Tired of low quality junk food staples stocked in black neighbourhood shops, Leah Penniman decided to do something about it. She was a pioneer among many coloured US city dwellers who are fighting back by growing their own veg in urban nooks and crannies across the nation. By Thin Lei Win.
New York, US. July 2020. Living in the Bronx in the mid-1980s, Karen Washington started thinking about the huge difference between the quality of food available to her in stores in her mainly black neighbourhood compared to what was on sale to white friends elsewhere in New York City.
"We got the junk food, the processed food, not the healthy food," said Washington. Working as a physiotherapist at the time, she saw firsthand how poor diet affects health - regularly treating patients with conditions such as diabetes, strokes and heart disease. She went on to coin the term "food apartheid" to describe the long-standing dietary inequity in the United States.
"Racism and white supremacy are really built into the DNA of the U.S. food system," said Leah Penniman, author of a book called "Farming While Black". She argues the same thinking that justified the theft of indigenous lands and the use of slaves as farm labour has morphed into new forms of racial discrimination in the country's food production chain.
Indeed, data reveals that in the US, many supermarket chains have been reluctant to set up shop in black neighbourhoods, leaving inner cities with smaller stores that often do not sell fresh fruits, vegetables or meat.

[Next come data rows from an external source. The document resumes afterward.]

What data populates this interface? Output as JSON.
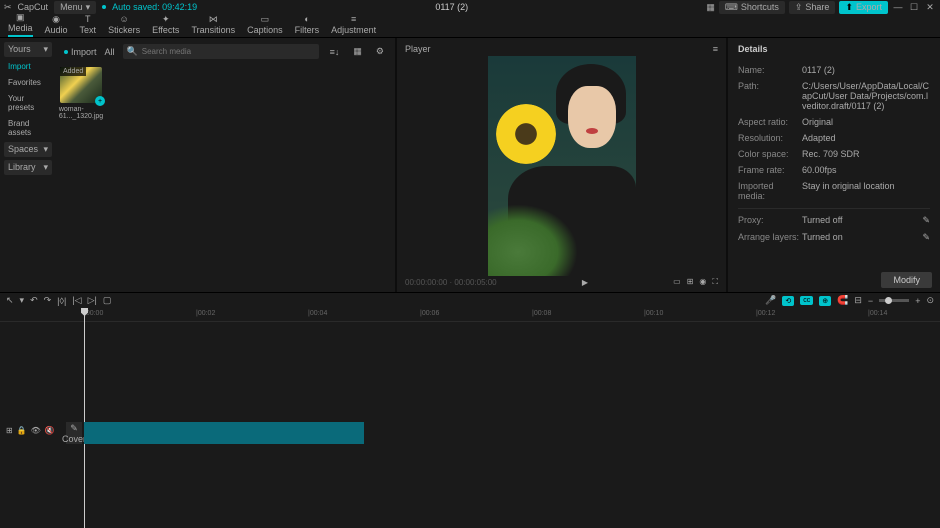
{
  "titlebar": {
    "app": "CapCut",
    "menu": "Menu",
    "autosave": "Auto saved: 09:42:19",
    "title": "0117 (2)",
    "shortcuts": "Shortcuts",
    "share": "Share",
    "export": "Export"
  },
  "tabs": [
    "Media",
    "Audio",
    "Text",
    "Stickers",
    "Effects",
    "Transitions",
    "Captions",
    "Filters",
    "Adjustment"
  ],
  "left": {
    "yours": "Yours",
    "import": "Import",
    "favorites": "Favorites",
    "presets": "Your presets",
    "brand": "Brand assets",
    "spaces": "Spaces",
    "library": "Library"
  },
  "media": {
    "import": "Import",
    "all": "All",
    "search": "Search media",
    "added": "Added",
    "filename": "woman-61..._1320.jpg"
  },
  "player": {
    "title": "Player"
  },
  "details": {
    "title": "Details",
    "rows": [
      {
        "k": "Name:",
        "v": "0117 (2)"
      },
      {
        "k": "Path:",
        "v": "C:/Users/User/AppData/Local/CapCut/User Data/Projects/com.lveditor.draft/0117  (2)"
      },
      {
        "k": "Aspect ratio:",
        "v": "Original"
      },
      {
        "k": "Resolution:",
        "v": "Adapted"
      },
      {
        "k": "Color space:",
        "v": "Rec. 709 SDR"
      },
      {
        "k": "Frame rate:",
        "v": "60.00fps"
      },
      {
        "k": "Imported media:",
        "v": "Stay in original location"
      }
    ],
    "rows2": [
      {
        "k": "Proxy:",
        "v": "Turned off"
      },
      {
        "k": "Arrange layers:",
        "v": "Turned on"
      }
    ],
    "modify": "Modify"
  },
  "ruler": [
    "|00:00",
    "|00:02",
    "|00:04",
    "|00:06",
    "|00:08",
    "|00:10",
    "|00:12",
    "|00:14"
  ],
  "cover": "Cover"
}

Additionally, government policies are largely responsible for fomenting such racial separation, critics say, for example through home-buying schemes that have encouraged white people with access to mortgages to move to the suburbs.

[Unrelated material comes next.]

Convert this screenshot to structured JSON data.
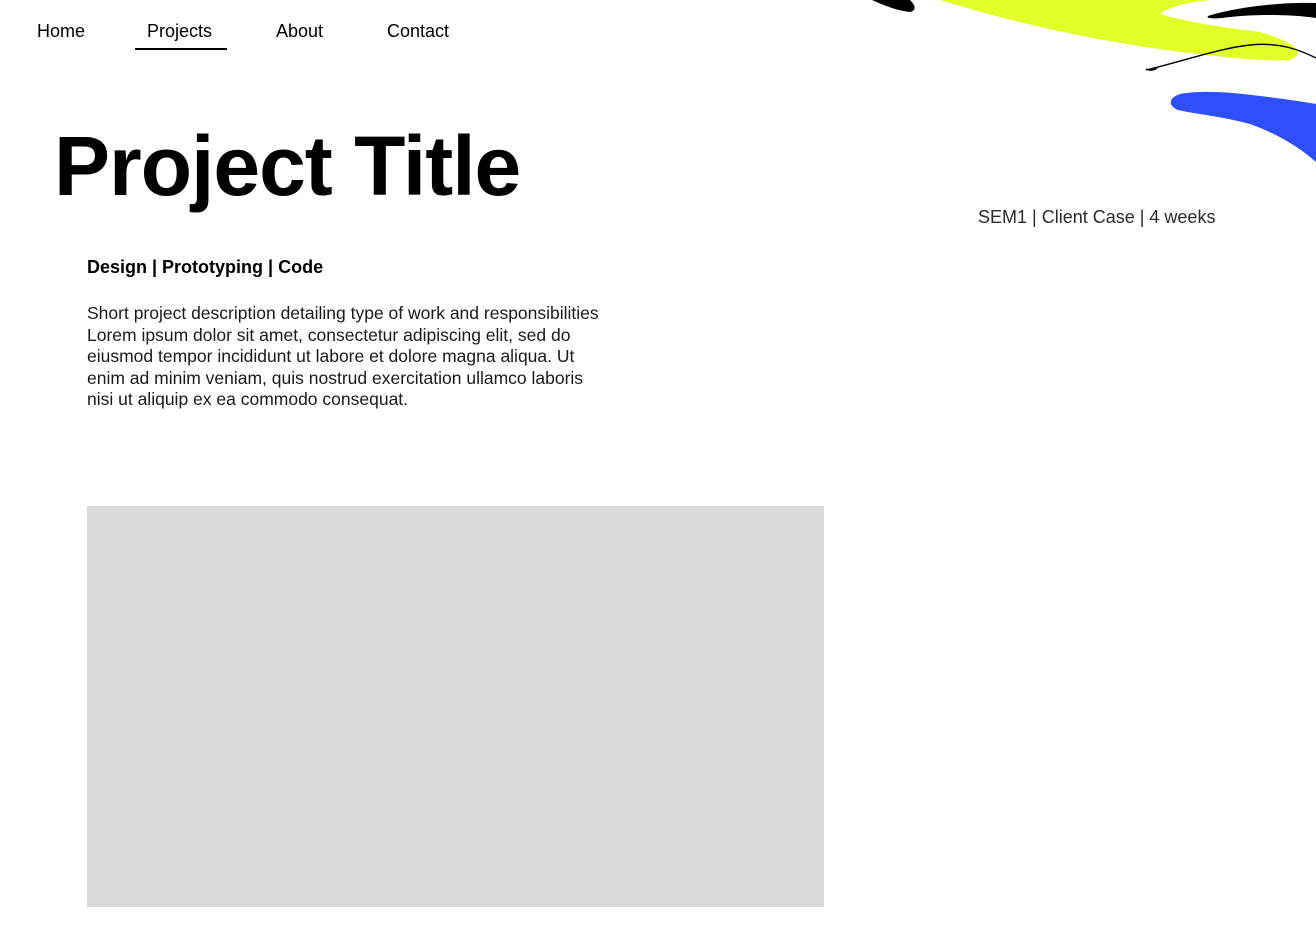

Today, Penniman is co-director of Soul Fire Farm, an urban growing collective based in Petersburg, New York state. She explained that the sharp decline in the number of black farmers in the US has reflected decades of discrimination and a backlash over the estimated 16 million acres (6.5 million hectares) of land that small black farmers owned in the early 1900s. Practices such as convict leasing, in which states were allowed to sell - mainly black - prison labour to farms, sharecropping, state-sanctioned segregation and the Jim Crow laws all made land ownership difficult and conspired against black farmers, Penniman asserted.
“You know, if you’re white in this country, you’re four times more likely to have a healthy supermarket in your neighborhood,” she said. “And that’s why we work so hard on that … on the tangible grassroots level where we’re literally growing food and delivering it at low and no cost to the doorsteps of people under food apartheid, growing community gardens in urban spaces.”
Penniman recalls how difficult it used to be to find fruit and vegetables to buy for her young family. She did not own a car and there was no bus service in the neighbourhood, so the only option was to buy a subscription to a local farm about three kilometers away through a community-supported agriculture (CSA) program. That cost more than the family's rent. This situation spurred Penniman and her husband, both of whom had more than a decade of farming experience, to set up their own community garden.
Her Soul Fire Farm now offers low-cost doorstep delivery of fruits and vegetables to residents of New York’s Albany-Troy area and runs training programs including their "Uprooting Racism in the Food System" programme.
Although the USDA uses the term "food desert" to describe areas with limited supplies of fresh, affordable foods, the description is rejected by community farming activists like Washington and Penniman. They say the lack of good food available in these poverty-afflicted areas is a reflection of entrenched discrimination, rather than unfavourable geography.
"In this country, your zip code is a very high predictor of your life expectancy," said Penniman. "There's a concentration of hunger and diet-related illness in certain zip codes, and that correlates with where black and brown communities live. And although previously this might have been seen as a non-virtuous spiral, today, Soul Fire Farm trains between 1,800 and 3,000 people a year in basic small-holding techniques, many of them African Americans.
Dozens of other grassroots initiatives challenging the agricultural status quo are close to fruition in other parts of the US too, although the coronavirus pandemic has forced the suspension of services such as farmers markets and on-site training courses.
In Chicago, Allen's Urban Growers Collective, which uses converted city buses as mobile markets for its farm produce, plans to start work on a facility to turn food waste into compost in the next few months.
Lockdown restrictions have also helped forge some new partnerships; when critically acclaimed Burmese restaurant Thamee in Washington D.C. looked at ways to stay afloat during the crisis, it teamed up with non-profit food supply outfit Dreaming Out Loud to offer customers a selection of products sourced from black farmers.
"In this indefinite interim we're ... a little bit of a restaurant, a little bit of a CSA (Community-Supported Agriculture), a kind of a grocery store with a pantry,” said Thamee co-owner Simone Jacobson. “I felt it was really important to have POC (people of color) farmers helping us," she added. That approach is becoming more common.
"We now have a multi-year waiting list for our training programs, so nobody can tell me black folks don't want to farm," said Penniman. She says it is important to recognise that systemic change to food supply chains will not happen if it remains under the control of existing mechanisms.
"(We have to) move on and let somebody else take the leadership position. People can't always say, 'I'm waiting for you to get ready.' We've been ready for 400 years."